Así como esa mujer con Síndrome Down y su madre, hay miles de hogares en condiciones parecidas y peores. Viejos que son cuidadores cuando ellos necesitan ser cuidados. Niños que viven con familiares que son sus violadores. Mujeres con miedo a escapar para que no las maten. Esto pasa en los campos recónditos a donde no llega el dinero y muchos se volvieron a descubrir recientemente después del huracán Fiona. Pero también están en las urbanizaciones y condominios. Hay un fenómeno de gente que fue clase media y hasta alta, que viven en casonas de áreas de ricos, pasando hambre.

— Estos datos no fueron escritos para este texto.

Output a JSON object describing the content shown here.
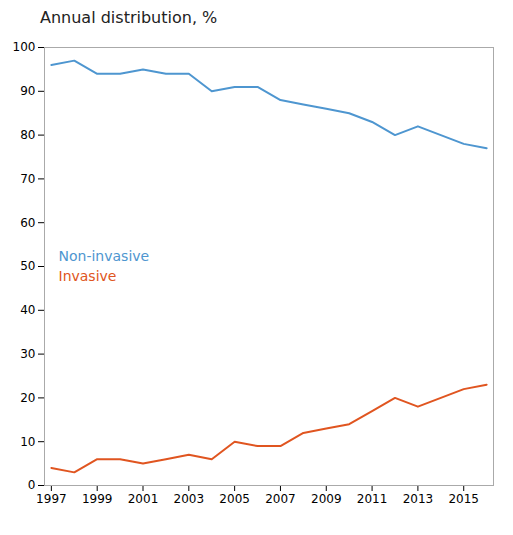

Ah, pero los políticos, bien gracias. Se hacen selfies, salen en la televisión, y hablan del aborto y de contratos y de cualquier otra cosa. Buscan barriles de tocino y presupuestos para hacer parques y obras que terminan en elefantes blancos, mientras la gente languidece en la soledad y la pobreza. Siguen en lo suyo, guisando. No son todos, claro. Hay políticos decentes también, pero cada vez son menos. A los que son decentes son a los que atacan y callan, porque la maldad abunda.
Es a nosotros, el pueblo, quien nos toca. Las entidades comunitarias no dan abasto y esta crisis social está ahí. Es hora de admitirlo y cambiar esa historia. Propongo que lo hagamos aunque sea porque estamos en la Navidad.